AES is a block cipher: it takes as input a block (16 bytes, in the case of AES) and a key (16, 24 or 32 bytes, for AES), and outputs another block (again, 16 bytes). It is a fully deterministic algorithm, fully specified, and everybody in the world ought to obtain the same output block for the same input block and key.
However, you don't encrypt a block, you encrypt a message. The block cipher is only a building element; actual encryption uses a mode of operation which invokes the block cipher repeatedly. There are good modes, and there are bad modes; the goal is to achieve confidentiality of the message as a whole and not leak partial information, such as whether two parts of the message are equal to each other. In particular, if we are to encrypt two messages with the same key, we usually do not want to reveal whether the two messages were identical or not, so something has to change, somewhere, between the two encryptions.
Most modes of operation use an initialization vector which is where the non-determinism is injected. Some modes (e.g. GCM or EAX) require only a non-repeating IV; a counter can be fine for them, and can be implicit in some context (e.g. when there are successive messages on a given communication stream, the message number can serve as IV). Some other modes, notably CBC, are secure in all generality only if the IV is chosen randomly, uniformly, with a strong PRNG, and the next IV to use is not already known when the plaintext data is chosen. failure to meet all these requirements has been the source of many problems, e.g. the BEAST attack on SSL.
So one could say that secure symmetric encryption requires at least memory (for instance, to remember a counter value) or randomness. The "memory" can be a common worldwide counter (e.g. current time, but beware clock adjustments !).

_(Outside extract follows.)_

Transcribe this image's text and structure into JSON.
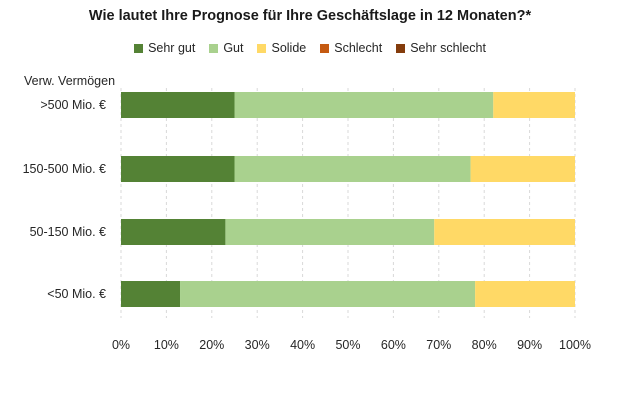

If you are ready to tolerate the small leak about whether two given input messages are identical or not, then it is possible to have a fully deterministic, memory-less encryption system, but it will not be compatible with streamed encryption (you have to keep the whole message in memory during the process). Basically you compute a deterministic MAC algorithm over the message (such as HMAC) and use its output as IV. This is a two-pass algorithm, and that's rather unavoidable. If two source messages are identical, then they will yield the same encrypted message, but if they differ anywhere (even on their last bit) then, with high probability, the encrypted messages will be wholly different.
Unfortunately, platforms for which memory and/or randomness are hard requirements (e.g. smart cards) are also platforms where RAM is at a premium, and a two-pass system can be overly expensive.